Les éléphants et les rhinocéros bénéficient de la surveillance des drones

drone afriqueLes drones de surveillance offrent désormais un moyen très efficace pour attraper les braconniers et autres criminels de la faune. Le ministère namibien de l’ Environnement et du Tourisme (MET) est venu à cette conclusion après l’expérimentation d’un ensemble de technologies de lutte contre la criminalité de la faune sauvage, avec une expertise du groupe de conservation WWF et le financement de Google .

Dans les essais sur le terrain effectués dans deux parcs nationaux en Novembre 2013, les drones avec une envergure de 2 mètres ont volé de jour et de nuit pour des missions vidéo sur des troupeaux de rhinocéros noir et ont envoyé des images en direct aux gardes pour surveiller les braconniers sur le terrain. Des puces attachés aux rhinocéros ont permis aux drones de retrouver l’emplacement actuel de chaque troupeau, indique Pierre du Preez, chef scientifique de la conservation de MET.

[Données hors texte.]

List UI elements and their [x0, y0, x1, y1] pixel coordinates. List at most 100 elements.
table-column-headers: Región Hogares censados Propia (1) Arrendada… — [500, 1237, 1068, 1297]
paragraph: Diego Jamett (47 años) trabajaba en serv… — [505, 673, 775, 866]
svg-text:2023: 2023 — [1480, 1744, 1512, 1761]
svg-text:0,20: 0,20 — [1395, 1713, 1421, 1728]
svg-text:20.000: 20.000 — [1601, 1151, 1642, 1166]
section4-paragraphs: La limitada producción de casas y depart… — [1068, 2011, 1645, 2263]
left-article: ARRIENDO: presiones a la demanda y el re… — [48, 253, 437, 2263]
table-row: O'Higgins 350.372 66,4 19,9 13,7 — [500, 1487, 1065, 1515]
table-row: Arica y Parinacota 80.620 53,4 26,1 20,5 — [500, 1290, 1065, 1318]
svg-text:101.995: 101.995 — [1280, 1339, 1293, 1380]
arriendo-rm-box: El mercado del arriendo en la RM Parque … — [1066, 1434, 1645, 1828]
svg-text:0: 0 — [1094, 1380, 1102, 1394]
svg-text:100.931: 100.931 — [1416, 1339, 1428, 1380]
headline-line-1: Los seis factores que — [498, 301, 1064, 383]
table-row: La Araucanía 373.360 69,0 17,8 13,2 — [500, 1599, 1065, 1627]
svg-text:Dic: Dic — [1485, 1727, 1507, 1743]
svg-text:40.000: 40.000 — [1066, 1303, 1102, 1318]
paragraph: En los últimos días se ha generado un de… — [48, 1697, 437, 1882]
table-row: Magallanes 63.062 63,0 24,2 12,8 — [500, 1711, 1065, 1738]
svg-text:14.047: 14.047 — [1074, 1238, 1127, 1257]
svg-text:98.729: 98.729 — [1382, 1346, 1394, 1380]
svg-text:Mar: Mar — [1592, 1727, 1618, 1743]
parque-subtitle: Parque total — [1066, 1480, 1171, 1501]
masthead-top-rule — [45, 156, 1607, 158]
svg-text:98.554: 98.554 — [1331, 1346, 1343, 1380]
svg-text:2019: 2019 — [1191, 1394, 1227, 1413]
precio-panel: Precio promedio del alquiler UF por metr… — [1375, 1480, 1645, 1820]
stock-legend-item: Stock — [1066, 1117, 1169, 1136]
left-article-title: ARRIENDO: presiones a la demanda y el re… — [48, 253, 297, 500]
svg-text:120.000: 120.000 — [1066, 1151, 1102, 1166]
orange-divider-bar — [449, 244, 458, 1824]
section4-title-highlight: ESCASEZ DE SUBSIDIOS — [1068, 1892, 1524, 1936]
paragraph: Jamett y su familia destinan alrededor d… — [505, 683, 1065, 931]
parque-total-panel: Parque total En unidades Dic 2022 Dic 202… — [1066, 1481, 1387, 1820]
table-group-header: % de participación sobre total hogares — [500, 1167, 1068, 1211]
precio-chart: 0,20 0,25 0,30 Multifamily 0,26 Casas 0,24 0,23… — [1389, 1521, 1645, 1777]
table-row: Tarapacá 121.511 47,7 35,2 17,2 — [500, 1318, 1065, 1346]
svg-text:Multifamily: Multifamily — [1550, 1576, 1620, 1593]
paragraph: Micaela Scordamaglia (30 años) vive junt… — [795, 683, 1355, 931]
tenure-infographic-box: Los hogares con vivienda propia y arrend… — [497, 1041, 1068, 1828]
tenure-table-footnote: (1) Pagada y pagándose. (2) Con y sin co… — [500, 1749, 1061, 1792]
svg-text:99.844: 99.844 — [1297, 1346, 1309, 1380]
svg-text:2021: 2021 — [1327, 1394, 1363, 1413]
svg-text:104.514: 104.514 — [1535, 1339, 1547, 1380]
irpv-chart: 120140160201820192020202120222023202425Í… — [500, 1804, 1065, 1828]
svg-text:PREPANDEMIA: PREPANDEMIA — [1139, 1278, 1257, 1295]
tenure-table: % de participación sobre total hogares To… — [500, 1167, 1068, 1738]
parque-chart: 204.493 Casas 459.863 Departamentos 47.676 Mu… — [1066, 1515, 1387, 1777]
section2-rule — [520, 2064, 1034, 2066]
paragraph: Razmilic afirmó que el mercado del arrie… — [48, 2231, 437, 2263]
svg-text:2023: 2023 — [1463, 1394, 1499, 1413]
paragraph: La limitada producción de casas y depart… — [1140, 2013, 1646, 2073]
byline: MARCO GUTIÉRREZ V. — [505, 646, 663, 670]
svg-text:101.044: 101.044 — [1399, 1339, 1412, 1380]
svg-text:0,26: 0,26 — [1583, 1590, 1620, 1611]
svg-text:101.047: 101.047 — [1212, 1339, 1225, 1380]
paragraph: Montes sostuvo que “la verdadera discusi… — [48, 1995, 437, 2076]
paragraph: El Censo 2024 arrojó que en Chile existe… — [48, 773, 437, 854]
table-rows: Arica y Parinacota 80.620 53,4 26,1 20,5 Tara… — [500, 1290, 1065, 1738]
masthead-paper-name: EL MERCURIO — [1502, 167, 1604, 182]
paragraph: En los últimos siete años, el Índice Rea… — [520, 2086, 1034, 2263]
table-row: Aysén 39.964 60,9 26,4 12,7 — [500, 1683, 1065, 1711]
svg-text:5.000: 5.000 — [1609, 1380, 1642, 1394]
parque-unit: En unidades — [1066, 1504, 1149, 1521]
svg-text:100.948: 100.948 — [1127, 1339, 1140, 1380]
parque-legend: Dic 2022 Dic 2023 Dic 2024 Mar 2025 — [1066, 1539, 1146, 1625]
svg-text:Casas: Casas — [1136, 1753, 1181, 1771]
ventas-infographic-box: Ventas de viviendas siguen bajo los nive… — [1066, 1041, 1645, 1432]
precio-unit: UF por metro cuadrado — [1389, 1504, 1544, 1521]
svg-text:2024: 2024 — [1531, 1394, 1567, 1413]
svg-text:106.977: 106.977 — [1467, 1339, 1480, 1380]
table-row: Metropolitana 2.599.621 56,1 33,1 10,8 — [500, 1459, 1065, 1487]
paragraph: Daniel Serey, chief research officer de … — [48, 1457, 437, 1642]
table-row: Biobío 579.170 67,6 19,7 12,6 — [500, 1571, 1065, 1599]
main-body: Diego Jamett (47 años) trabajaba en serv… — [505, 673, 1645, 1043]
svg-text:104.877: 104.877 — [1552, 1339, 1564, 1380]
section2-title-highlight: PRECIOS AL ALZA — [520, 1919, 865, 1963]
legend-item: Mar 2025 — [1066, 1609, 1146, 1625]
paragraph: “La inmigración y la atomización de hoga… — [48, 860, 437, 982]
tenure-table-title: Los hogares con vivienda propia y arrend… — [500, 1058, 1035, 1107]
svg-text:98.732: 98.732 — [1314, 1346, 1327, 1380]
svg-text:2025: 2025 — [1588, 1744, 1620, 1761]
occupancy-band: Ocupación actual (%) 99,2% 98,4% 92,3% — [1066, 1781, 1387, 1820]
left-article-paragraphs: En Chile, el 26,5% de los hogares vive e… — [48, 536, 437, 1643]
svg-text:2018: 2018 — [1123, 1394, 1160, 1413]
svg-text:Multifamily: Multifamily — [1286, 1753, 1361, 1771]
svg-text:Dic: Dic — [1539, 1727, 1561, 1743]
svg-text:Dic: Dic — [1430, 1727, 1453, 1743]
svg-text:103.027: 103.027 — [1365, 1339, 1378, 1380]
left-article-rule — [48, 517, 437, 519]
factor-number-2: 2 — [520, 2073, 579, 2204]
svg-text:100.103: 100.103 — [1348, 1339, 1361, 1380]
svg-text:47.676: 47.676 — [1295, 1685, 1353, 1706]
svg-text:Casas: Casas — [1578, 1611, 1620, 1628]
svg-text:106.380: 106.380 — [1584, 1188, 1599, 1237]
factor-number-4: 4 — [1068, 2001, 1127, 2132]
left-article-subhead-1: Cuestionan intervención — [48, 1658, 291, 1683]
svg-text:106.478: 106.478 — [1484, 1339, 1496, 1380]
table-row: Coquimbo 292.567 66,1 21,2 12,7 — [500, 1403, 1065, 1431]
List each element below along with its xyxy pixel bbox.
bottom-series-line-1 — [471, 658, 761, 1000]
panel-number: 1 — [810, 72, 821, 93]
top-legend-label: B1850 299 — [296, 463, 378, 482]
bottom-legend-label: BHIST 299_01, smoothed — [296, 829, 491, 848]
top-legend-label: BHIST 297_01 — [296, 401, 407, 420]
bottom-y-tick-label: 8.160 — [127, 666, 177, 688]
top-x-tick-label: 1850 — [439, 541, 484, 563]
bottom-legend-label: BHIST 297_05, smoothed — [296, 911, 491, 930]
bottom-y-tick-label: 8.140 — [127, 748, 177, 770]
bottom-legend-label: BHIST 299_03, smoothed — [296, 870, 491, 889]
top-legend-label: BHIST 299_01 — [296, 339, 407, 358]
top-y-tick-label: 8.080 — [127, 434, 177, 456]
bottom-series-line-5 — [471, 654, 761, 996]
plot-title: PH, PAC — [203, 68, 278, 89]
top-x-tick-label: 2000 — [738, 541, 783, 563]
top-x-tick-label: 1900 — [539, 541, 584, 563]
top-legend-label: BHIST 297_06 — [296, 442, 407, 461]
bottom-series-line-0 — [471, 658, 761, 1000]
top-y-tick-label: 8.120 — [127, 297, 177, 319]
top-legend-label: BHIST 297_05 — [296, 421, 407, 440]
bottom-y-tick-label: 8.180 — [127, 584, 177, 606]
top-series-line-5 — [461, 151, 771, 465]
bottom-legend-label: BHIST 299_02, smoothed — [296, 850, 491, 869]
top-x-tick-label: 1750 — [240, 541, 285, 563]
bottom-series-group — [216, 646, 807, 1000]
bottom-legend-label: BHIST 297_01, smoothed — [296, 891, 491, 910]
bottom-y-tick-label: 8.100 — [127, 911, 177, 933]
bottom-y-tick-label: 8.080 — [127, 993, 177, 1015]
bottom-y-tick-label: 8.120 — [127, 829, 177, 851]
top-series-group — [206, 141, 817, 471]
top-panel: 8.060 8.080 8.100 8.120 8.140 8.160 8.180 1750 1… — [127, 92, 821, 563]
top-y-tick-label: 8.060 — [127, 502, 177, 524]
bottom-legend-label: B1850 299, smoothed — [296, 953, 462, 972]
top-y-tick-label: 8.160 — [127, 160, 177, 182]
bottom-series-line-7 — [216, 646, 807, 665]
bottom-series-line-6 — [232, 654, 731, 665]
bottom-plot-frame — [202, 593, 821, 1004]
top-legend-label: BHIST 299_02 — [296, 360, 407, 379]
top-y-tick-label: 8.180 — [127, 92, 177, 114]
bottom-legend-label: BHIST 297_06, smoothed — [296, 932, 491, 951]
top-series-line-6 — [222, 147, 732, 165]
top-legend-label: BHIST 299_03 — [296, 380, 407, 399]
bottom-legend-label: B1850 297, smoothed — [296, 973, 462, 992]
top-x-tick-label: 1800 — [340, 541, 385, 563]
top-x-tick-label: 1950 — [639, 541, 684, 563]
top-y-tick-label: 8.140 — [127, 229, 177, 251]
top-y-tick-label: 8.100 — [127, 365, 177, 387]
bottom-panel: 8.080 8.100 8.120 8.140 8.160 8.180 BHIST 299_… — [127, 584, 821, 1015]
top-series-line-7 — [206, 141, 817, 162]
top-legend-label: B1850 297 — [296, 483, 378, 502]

«Nous avons innové en utilisant des technologies qui n’ont jamais été intégrés avant pour assurer la protection de la faune», indique Crawford Allan, chef du Projet de technologie de la criminalité de la faune au WWF. Le MET dit qu’il va maintenant aller de l’avant et déployer des drones dans les zones de la Namibie, où vivent les rhinocéros et les éléphants. La WWF estime que le braconnage en Afrique tue 22 000 éléphants chaque année et 1000 rhinocéros en Afrique du Sud seulement.

L’utilisation de moyens de haute technologie pour protéger la faune fait écho à celle de la technologie pour la nature (TFN), une joint-venture de Microsoft Research à Cambridge, Royaume-Uni, de l’Université de Londres et de la Société zoologique de Londres. Dirigé par Lucas Joppé et Siamak Tavakoli à Microsoft, TFN a à l’origine des projets de drones et du marquage animal similaire sur le sol de la République du Congo, les Seychelles et la Zambie.

Un des collaborateurs de TFN, Paul Schuette de l’Université d’État du Montana à Bozeman, est aussi un écologiste qui protège les guépards des braconniers. « Ce que la WWF a fait avec le MET en Namibie est très important » indique Schuette. « Ces types de technologies devraient nous permettre de faire de grands progrès dans la protection des espèces menacées. »

Mais il prévient que les possibilités apparemment illimitées offertes par ces technologies de surveillance doivent être étudiées : « Il est crucial que nous effectuons des essais sur le terrain des différentes méthodes pour trouver la stratégie la plus rentable, le plus pratique et durable ou alors une combinaison de stratégies ».

Le programme Zambian Carnivore va bientôt tester des drones radio équipés Quadcopter aux Etats-Unis, conclu Schuette et il espère commencer à tester l’avion miniature dans le parc national de Kafue en Zambie dès le mois de mai.